We had this HOLY COW person stay with us for a while. Yes, there were wonderful things we learned, but the nutrients were hard to digest with such a pill, if you get what I mean. I will be the first to admit that I made some mistakes no question about it. Hind sight is 20/20. But you know? Her tactics didn't work with us. Actually, I didn't even recognize them as "hurtful" because they just pinged right off. I heard what she was saying but her opinion didn't carry weight. We saw more in her (good and evil) than most people will ever, but Gosh we loved her like we would love our own child.
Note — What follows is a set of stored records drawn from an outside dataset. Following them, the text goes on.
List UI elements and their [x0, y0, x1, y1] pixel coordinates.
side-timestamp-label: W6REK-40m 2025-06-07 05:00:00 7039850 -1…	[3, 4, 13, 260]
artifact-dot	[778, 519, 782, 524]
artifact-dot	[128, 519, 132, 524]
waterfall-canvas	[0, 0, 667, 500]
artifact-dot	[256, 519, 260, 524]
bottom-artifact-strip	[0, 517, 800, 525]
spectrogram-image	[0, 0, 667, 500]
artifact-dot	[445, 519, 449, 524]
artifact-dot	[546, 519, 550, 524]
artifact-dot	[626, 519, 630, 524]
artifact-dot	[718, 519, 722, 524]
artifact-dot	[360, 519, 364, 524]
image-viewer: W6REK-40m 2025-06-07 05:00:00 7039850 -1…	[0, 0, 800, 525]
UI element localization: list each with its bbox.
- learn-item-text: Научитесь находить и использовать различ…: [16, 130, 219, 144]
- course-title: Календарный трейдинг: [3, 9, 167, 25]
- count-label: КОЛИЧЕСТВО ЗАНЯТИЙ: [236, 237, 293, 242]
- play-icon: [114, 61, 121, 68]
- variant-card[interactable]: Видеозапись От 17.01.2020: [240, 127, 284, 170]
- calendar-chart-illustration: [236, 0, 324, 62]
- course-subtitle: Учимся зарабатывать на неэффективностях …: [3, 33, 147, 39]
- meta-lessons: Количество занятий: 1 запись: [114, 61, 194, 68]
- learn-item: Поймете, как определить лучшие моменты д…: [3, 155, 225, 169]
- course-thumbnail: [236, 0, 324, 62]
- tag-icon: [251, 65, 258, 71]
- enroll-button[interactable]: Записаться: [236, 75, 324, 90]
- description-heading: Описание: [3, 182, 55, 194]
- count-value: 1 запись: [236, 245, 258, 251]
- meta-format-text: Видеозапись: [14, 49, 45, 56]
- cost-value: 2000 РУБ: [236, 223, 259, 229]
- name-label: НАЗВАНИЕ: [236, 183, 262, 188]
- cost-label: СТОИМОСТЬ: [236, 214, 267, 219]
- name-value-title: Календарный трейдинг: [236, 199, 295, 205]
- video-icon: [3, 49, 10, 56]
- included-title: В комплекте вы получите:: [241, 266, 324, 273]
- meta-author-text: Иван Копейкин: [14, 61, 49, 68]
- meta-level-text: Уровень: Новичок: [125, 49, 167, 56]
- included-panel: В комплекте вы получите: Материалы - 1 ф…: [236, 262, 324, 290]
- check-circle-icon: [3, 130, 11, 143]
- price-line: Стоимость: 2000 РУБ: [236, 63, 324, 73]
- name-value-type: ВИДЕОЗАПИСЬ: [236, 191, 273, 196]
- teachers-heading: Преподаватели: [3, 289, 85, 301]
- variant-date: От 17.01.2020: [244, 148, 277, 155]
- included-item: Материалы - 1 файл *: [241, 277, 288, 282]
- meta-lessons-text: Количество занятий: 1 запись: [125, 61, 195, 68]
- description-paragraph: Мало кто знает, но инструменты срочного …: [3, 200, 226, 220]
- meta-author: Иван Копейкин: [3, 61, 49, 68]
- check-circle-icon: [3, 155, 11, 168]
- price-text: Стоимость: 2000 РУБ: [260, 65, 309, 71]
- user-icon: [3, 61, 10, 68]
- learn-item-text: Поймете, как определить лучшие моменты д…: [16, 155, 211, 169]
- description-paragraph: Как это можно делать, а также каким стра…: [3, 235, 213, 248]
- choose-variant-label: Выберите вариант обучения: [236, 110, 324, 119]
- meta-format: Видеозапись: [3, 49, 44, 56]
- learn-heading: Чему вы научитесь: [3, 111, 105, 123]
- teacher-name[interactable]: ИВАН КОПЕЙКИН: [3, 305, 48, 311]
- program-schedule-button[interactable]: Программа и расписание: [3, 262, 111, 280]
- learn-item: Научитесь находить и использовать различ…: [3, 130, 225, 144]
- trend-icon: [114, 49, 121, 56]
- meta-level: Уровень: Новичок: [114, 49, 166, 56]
Through it all, I always knew it was ok for us to have her and love her because Wayne and I grew closer, which is the opposite affect of what usually happens around such a person. It would not have been possible except for the understanding of "There is only one voice that matters," and hers wasn't it. Now she hates our guts because we didn't fall. Her hating us didn't hurt as bad her rejecting God's love he had for her through us. The last ditch effort to knock me down....and I let it. I had some major growing up to do with that way of thinking. Hence the double surgery therapy session from the Lord to keep my heart open. Great physician indeed. I'm so thankful that he taught me the true meaning to guarding my heart and keeping those walls knocked to the ground. Life is just better at rest.